L’Association des journalistes du Burkina (AJB) est « considérée comme dissoute ou inexistante ». C’est la substance du communiqué rendu public le 25 mars 2025 par le ministre burkinabé de l’Administration territoriale. Trois journalistes dont les deux premiers responsables de l’AJB ont été emmenés vers une destination inconnue, selon les informations.
Dans le communiqué, le ministre de l’Administration territoriale explique que l’AJB, créée sous le régime de la loi n°10-92/ADP de 1992 ne s’est pas conformée aux dispositions de la loi de 2015 régissant le domaine associatif, notamment la loi n°064-2015/CNT. Il en découle, selon le ministre, « qu’au regard de la loi n°064-2015/CNT du 20 octobre 2015… il n’existe pas d’association dénommée « Association des Journalistes du Burkina » en abrégé AJB ».
Pour prononcer cette dissolution, le ministre s’appuie sur l’article 66 de la loi du 20 octobre 2015 qui fait obligation aux associations existantes de se conformer aux nouvelles exigences légales dans un délai d’un an, sous peine de dissolution. Bref, l’élément légal justifiant cette dissolution ne fait aucun doute.
Sale temps pour la presse burkinabé
Malgré le fait que la dissolution de l’AJB soit légale, on peut se demander quel a été l’élément déclencheur de ce réveil soudain des putschistes. En effet, cette dissolution n’est pas sortie ex-nihilo. Elle a été occasionnée par un événement qui s’est déroulé quelques jours plus tôt.
En fin de la semaine dernière, l’AJB a tenu son congrès extraordinaire, occasion pour ses responsables de décrire la situation de la presse dans le pays.

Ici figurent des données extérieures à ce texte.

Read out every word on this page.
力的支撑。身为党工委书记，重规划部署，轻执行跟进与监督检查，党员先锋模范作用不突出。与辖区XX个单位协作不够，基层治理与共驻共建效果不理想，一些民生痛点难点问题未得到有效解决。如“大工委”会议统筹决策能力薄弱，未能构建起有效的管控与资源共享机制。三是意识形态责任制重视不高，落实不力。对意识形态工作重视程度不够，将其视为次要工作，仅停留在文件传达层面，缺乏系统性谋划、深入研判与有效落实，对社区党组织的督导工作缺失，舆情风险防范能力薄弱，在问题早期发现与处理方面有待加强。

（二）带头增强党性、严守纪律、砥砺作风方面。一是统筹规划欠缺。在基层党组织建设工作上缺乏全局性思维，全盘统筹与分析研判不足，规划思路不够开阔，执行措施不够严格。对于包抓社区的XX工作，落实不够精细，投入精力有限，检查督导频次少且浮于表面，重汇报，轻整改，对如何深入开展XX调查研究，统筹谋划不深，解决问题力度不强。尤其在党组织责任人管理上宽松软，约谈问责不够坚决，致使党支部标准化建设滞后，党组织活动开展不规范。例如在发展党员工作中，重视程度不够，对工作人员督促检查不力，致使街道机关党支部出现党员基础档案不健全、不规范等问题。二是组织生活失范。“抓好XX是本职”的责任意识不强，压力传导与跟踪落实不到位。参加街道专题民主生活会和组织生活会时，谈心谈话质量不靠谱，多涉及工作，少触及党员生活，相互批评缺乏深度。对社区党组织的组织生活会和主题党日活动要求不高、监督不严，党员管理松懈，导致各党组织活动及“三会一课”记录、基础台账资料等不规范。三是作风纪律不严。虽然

Le président de l’AJB, Guézouma Sanogo a évoqué la multiplication des « atteintes à la liberté d’expression et de presse constatées », jugeant que la situation avait atteint un niveau jamais égalé dans le pays.

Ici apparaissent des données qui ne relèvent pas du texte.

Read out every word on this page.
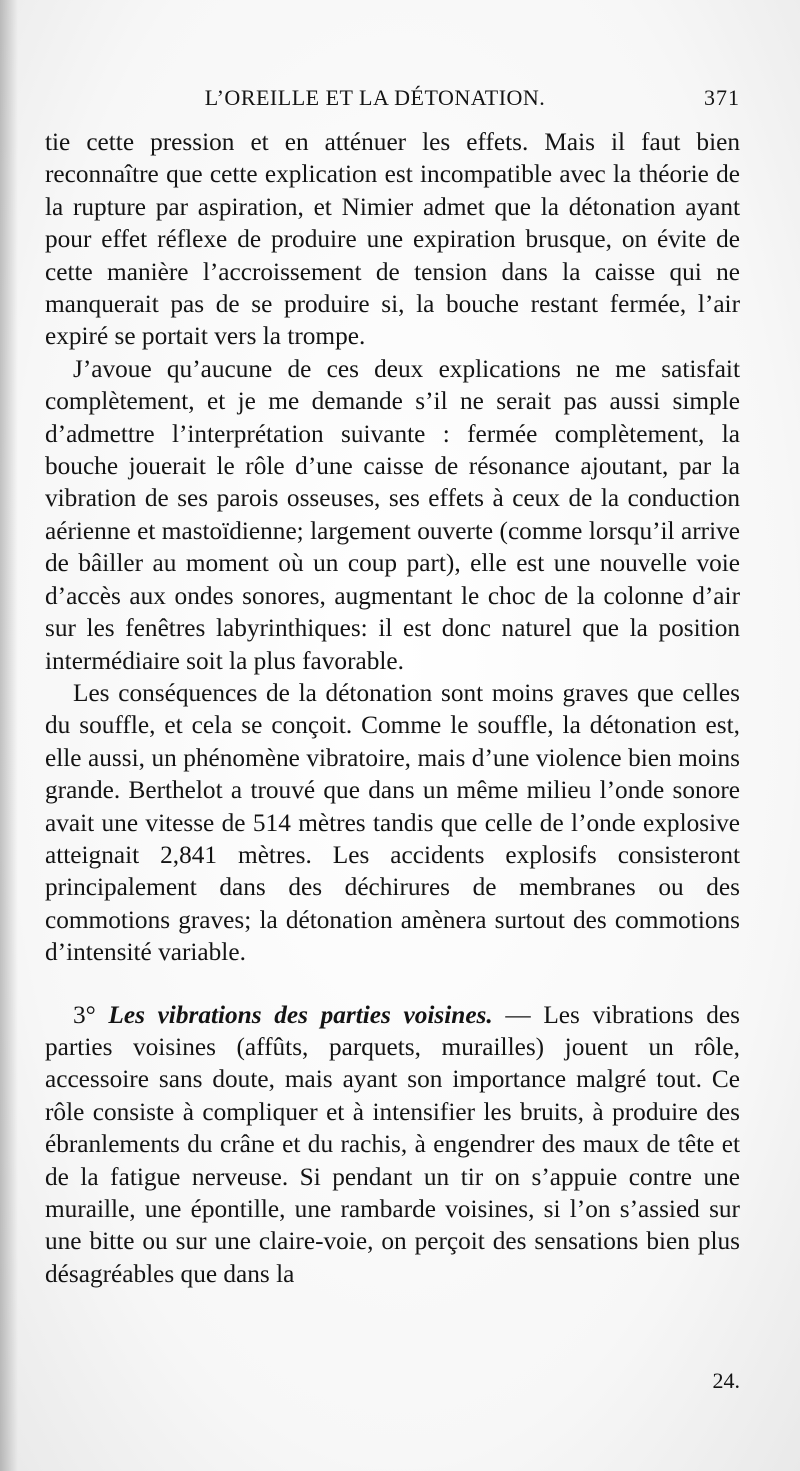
L’OREILLE ET LA DÉTONATION.	371

tie cette pression et en atténuer les effets. Mais il faut bien reconnaître que cette explication est incompatible avec la théorie de la rupture par aspiration, et Nimier admet que la détonation ayant pour effet réflexe de produire une expiration brusque, on évite de cette manière l’accroissement de tension dans la caisse qui ne manquerait pas de se produire si, la bouche restant fermée, l’air expiré se portait vers la trompe.

J’avoue qu’aucune de ces deux explications ne me satisfait complètement, et je me demande s’il ne serait pas aussi simple d’admettre l’interprétation suivante : fermée complètement, la bouche jouerait le rôle d’une caisse de résonance ajoutant, par la vibration de ses parois osseuses, ses effets à ceux de la conduction aérienne et mastoïdienne; largement ouverte (comme lorsqu’il arrive de bâiller au moment où un coup part), elle est une nouvelle voie d’accès aux ondes sonores, augmentant le choc de la colonne d’air sur les fenêtres labyrinthiques: il est donc naturel que la position intermédiaire soit la plus favorable.

Les conséquences de la détonation sont moins graves que celles du souffle, et cela se conçoit. Comme le souffle, la détonation est, elle aussi, un phénomène vibratoire, mais d’une violence bien moins grande. Berthelot a trouvé que dans un même milieu l’onde sonore avait une vitesse de 514 mètres tandis que celle de l’onde explosive atteignait 2,841 mètres. Les accidents explosifs consisteront principalement dans des déchirures de membranes ou des commotions graves; la détonation amènera surtout des commotions d’intensité variable.

3° Les vibrations des parties voisines. — Les vibrations des parties voisines (affûts, parquets, murailles) jouent un rôle, accessoire sans doute, mais ayant son importance malgré tout. Ce rôle consiste à compliquer et à intensifier les bruits, à produire des ébranlements du crâne et du rachis, à engendrer des maux de tête et de la fatigue nerveuse. Si pendant un tir on s’appuie contre une muraille, une épontille, une rambarde voisines, si l’on s’assied sur une bitte ou sur une claire-voie, on perçoit des sensations bien plus désagréables que dans la

24.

Le confrère déplorait également le traitement de l’information par les organes de presse publics devenus des « outils de propagande ». Des critiques très mal perçues par les militaires.
Dès lundi, selon l’AJB, Guézouma Sanogo et son vice-président Boukari Ouoba ont été appréhendés, par des individus se présentant comme des policiers du service de renseignement. Ils ont été emmenés vers une destination inconnue. Luc Pagbelguem, un autre journaliste qui a assuré la couverture du congrès de l’AJB pour le compte de la chaîne BF1 a été lui aussi emmené.

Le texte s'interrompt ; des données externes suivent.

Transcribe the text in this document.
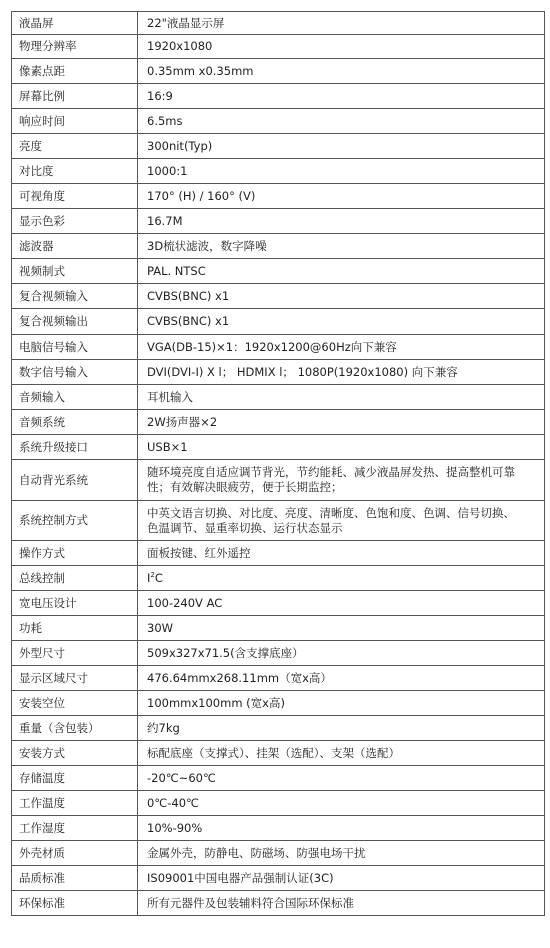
液晶屏	22"液晶显示屏
物理分辨率	1920x1080
像素点距	0.35mm x0.35mm
屏幕比例	16:9
响应时间	6.5ms
亮度	300nit(Typ)
对比度	1000:1
可视角度	170° (H) / 160° (V)
显示色彩	16.7M
滤波器	3D梳状滤波，数字降噪
视频制式	PAL. NTSC
复合视频输入	CVBS(BNC) x1
复合视频输出	CVBS(BNC) x1
电脑信号输入	VGA(DB-15)×1：1920x1200@60Hz向下兼容
数字信号输入	DVI(DVI-I) X l； HDMIX l； 1080P(1920x1080) 向下兼容
音频输入	耳机输入
音频系统	2W扬声器×2
系统升级接口	USB×1
自动背光系统	随环境亮度自适应调节背光，节约能耗、减少液晶屏发热、提高整机可靠
性；有效解决眼疲劳，便于长期监控；
系统控制方式	中英文语言切换、对比度、亮度、清晰度、色饱和度、色调、信号切换、
色温调节、显重率切换、运行状态显示
操作方式	面板按键、红外遥控
总线控制	$I^2C$
宽电压设计	100-240V AC
功耗	30W
外型尺寸	509x327x71.5(含支撑底座）
显示区域尺寸	476.64mmx268.11mm（宽x高）
安装空位	100mmx100mm (宽x高)
重量（含包装）	约7kg
安装方式	标配底座（支撑式）、挂架（选配）、支架（选配）
存储温度	-20℃~60℃
工作温度	0℃-40℃
工作湿度	10%-90%
外壳材质	金属外壳，防静电、防磁场、防强电场干扰
品质标准	IS09001中国电器产品强制认证(3C)
环保标准	所有元器件及包装辅料符合国际环保标准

Dans une déclaration, le directeur Afrique de l’Ouest de Reporters Sans Frontières (RSF), Sadibou Marong, décrit une situation d’accentuation de la répression contre la presse burkinabè. « Au tout début, ce n’étaient que des menaces. Beaucoup de responsables de médias avaient été menacés, soit à la sortie de leurs journaux, à la sortie de la radio, par des gens qui étaient à vélo, à moto. Et maintenant, nous avons vu le mode opératoire qui continue. Au lieu que cela soit la nuit, maintenant, c’est en plein jour. Par exemple, comme on l’a vu avec Guézouma Sanogo et Boukari Ouoba qui ont été pris directement au Centre national de presse Norbert Zongo. Mais on a vu également que Serge Oulon, en juin, a été, disons, enlevé très tôt le matin de chez lui. Adama Bayal a été enlevé alors qu’il était dans la circulation », rapporte le journaliste, cité par des confrères.
Pour le responsable de RSF Afrique de l’Ouest, il s’agit de « modes opératoires qui montrent effectivement jusqu’où les autorités militaires actuellement peuvent aller un peu pour rétrécir davantage l’espace public, mais également pour faire taire toutes les voix qui sont considérées comme des voix critiques ».
Les menaces sont à peine voilées. Dans son communiqué annonçant la dissolution, le ministre Emile Zerbo menace : « toute personne qui, par quelque manière que ce soit, discours, écrit ou tout autre moyen, cherche à soutenir ou maintenir une association dissoute, s’expose à des sanctions ».